In this study, immunization of mice with DNA led to the development of SLE-like disease. However, SAP binding to DNA increased phagocytic uptake of this material by macrophages and caused them to switch from a proinflammatory M2b phenotype observed with unbound DNA to an anti-inflammatory M2a phenotype. This was associated with decreased production of anti-DNA antibodies, IgG deposition in glomeruli, proteinuria and lupus nephritis. Furthermore, adoptive transfer of in vitro polarized M2a, but not M2b, macrophages attenuated disease to a similar extent as immunization with SAP bound DNA.

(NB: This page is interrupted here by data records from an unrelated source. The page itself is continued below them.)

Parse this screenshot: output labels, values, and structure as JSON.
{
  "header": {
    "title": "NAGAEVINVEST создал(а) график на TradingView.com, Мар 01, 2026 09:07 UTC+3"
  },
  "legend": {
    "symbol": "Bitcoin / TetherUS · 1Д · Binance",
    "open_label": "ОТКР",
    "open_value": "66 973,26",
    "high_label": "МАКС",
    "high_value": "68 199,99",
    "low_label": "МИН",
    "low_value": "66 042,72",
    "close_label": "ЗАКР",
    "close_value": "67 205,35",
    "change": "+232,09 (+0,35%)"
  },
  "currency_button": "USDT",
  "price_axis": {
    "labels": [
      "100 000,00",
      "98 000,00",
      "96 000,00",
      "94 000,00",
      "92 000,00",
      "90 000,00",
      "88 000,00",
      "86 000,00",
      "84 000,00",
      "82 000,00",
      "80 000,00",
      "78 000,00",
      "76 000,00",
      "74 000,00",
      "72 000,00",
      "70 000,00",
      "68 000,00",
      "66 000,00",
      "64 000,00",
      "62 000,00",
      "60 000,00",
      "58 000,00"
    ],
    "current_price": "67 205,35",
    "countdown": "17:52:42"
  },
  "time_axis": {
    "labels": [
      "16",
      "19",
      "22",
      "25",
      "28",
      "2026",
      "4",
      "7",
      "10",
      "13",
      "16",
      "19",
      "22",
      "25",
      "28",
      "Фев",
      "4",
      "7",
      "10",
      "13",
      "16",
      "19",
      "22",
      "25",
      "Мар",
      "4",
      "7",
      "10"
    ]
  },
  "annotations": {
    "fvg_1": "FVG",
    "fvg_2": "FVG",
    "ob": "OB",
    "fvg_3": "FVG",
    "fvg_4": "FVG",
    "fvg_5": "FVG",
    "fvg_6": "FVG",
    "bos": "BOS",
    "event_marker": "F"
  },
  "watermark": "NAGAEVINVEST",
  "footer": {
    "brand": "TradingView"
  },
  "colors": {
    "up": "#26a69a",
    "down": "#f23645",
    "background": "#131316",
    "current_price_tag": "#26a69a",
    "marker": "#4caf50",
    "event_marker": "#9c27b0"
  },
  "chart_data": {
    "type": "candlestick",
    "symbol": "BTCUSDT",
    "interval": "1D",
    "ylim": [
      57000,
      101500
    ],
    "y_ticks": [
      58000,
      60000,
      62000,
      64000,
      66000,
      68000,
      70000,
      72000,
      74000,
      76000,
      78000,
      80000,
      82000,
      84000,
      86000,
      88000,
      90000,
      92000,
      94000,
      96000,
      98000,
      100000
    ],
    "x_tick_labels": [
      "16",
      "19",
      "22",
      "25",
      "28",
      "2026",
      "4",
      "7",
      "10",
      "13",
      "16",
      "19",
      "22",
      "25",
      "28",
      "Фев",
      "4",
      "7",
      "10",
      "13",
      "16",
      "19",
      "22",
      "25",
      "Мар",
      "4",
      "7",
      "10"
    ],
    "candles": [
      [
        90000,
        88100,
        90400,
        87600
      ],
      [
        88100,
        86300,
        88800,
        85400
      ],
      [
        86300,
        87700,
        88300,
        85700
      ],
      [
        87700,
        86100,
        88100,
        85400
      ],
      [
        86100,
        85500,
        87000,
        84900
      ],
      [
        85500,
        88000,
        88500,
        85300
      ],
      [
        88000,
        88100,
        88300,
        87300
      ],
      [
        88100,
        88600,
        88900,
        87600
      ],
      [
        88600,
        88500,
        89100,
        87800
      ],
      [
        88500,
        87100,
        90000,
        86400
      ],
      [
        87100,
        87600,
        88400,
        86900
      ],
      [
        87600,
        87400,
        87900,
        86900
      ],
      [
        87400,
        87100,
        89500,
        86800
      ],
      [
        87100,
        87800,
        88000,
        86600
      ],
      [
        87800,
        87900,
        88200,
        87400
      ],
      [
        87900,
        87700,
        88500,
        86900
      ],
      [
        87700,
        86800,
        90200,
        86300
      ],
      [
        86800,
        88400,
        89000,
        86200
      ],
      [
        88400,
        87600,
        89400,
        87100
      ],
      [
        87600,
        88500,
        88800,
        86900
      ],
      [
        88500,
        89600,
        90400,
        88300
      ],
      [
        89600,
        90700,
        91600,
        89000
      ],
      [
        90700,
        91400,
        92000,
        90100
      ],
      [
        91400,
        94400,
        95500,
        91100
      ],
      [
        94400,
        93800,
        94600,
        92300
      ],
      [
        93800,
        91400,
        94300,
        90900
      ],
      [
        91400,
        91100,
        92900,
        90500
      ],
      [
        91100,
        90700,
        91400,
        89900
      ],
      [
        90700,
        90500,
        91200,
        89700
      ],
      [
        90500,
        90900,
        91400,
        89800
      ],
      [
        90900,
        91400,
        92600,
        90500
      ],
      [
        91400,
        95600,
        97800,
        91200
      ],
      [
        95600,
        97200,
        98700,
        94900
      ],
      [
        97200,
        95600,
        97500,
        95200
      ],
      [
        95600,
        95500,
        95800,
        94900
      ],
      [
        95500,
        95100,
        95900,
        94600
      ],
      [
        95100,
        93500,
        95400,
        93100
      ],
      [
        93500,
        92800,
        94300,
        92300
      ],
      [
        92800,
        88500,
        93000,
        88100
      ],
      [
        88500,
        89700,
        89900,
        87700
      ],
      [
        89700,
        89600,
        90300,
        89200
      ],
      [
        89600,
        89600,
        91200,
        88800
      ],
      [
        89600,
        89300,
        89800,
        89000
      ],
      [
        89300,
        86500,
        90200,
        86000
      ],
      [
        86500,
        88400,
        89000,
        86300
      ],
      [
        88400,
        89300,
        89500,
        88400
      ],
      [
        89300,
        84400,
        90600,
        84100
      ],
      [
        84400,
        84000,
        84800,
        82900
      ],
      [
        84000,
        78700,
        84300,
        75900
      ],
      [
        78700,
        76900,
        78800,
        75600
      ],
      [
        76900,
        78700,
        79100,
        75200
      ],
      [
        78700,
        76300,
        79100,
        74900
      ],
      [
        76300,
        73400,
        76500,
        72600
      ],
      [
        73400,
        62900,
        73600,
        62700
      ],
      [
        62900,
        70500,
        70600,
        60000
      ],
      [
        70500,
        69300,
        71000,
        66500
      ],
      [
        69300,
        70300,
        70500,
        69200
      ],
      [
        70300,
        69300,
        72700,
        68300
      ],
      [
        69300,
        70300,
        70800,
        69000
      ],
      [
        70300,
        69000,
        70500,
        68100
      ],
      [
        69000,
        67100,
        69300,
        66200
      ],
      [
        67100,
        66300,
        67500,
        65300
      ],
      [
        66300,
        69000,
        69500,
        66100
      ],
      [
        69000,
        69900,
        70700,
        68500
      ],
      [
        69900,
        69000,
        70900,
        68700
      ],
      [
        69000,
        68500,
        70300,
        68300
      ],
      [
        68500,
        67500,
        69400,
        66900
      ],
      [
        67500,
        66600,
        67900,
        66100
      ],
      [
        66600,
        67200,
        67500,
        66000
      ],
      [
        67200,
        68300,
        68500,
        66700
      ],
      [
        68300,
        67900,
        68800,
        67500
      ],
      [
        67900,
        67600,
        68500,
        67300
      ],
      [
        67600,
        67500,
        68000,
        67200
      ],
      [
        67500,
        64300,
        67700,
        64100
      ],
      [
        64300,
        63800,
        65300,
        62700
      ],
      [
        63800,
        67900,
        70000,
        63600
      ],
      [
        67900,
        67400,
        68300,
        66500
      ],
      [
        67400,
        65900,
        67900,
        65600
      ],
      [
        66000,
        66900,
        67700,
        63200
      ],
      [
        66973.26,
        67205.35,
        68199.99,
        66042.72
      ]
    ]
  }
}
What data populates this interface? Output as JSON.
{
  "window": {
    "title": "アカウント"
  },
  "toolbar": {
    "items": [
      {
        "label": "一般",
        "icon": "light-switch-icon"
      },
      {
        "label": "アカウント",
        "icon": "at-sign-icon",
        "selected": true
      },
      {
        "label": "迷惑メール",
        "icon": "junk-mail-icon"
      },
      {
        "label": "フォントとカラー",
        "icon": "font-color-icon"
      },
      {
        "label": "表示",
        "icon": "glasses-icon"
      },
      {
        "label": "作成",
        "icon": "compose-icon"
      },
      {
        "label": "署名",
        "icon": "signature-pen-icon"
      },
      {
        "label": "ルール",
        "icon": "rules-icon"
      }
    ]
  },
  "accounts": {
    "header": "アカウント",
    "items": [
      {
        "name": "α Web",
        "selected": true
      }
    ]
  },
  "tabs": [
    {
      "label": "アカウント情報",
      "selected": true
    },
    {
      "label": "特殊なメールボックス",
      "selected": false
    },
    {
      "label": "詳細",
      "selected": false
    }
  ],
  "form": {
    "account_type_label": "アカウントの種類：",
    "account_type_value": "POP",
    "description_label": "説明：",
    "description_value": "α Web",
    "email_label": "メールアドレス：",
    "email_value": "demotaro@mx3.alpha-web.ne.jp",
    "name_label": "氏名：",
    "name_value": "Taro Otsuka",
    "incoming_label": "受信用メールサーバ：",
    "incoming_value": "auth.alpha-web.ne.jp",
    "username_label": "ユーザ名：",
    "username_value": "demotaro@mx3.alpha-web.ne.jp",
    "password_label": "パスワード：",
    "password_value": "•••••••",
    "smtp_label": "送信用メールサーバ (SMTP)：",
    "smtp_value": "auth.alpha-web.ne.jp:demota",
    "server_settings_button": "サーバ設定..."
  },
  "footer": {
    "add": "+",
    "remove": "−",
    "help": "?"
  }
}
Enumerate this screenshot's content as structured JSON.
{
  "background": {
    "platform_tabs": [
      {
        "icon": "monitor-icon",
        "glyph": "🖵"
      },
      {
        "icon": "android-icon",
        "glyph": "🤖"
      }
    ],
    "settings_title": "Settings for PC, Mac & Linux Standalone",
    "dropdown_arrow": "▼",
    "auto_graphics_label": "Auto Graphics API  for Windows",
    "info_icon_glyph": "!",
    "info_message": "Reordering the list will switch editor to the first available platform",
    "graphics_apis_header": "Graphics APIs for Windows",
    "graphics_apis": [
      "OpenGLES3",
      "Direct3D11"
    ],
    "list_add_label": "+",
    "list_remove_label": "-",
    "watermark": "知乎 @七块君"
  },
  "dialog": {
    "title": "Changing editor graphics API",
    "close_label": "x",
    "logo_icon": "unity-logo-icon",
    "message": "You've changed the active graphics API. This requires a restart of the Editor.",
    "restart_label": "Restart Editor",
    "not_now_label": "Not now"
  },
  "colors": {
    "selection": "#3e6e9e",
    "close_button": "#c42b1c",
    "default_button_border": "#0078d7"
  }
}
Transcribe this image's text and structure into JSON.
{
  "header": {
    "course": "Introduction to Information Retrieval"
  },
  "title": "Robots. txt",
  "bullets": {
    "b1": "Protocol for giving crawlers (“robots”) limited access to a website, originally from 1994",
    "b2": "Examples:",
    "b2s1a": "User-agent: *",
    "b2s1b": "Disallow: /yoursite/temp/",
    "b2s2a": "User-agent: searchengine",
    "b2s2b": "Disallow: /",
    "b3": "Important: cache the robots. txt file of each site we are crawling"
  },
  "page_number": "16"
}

Zhang and co-workers also showed that IL-10 released by M2a cells is responsible for the inhibition of polarization to the M2b phenotype. Correspondingly, in vivo antibody blockade of IL-10 inhibited the protective effect of SAP binding to DNA.

“SAP supplements could complement insufficient DNA phagocytosis ability and regulate macrophage M2b-to-M2a switch in SLE ... which reveals a possible molecular mechanism for the modulation of macrophage differentiation and opens a new potential therapeutic avenue for SLE disease,” concludes Sidong Xiong, lead investigator of the study.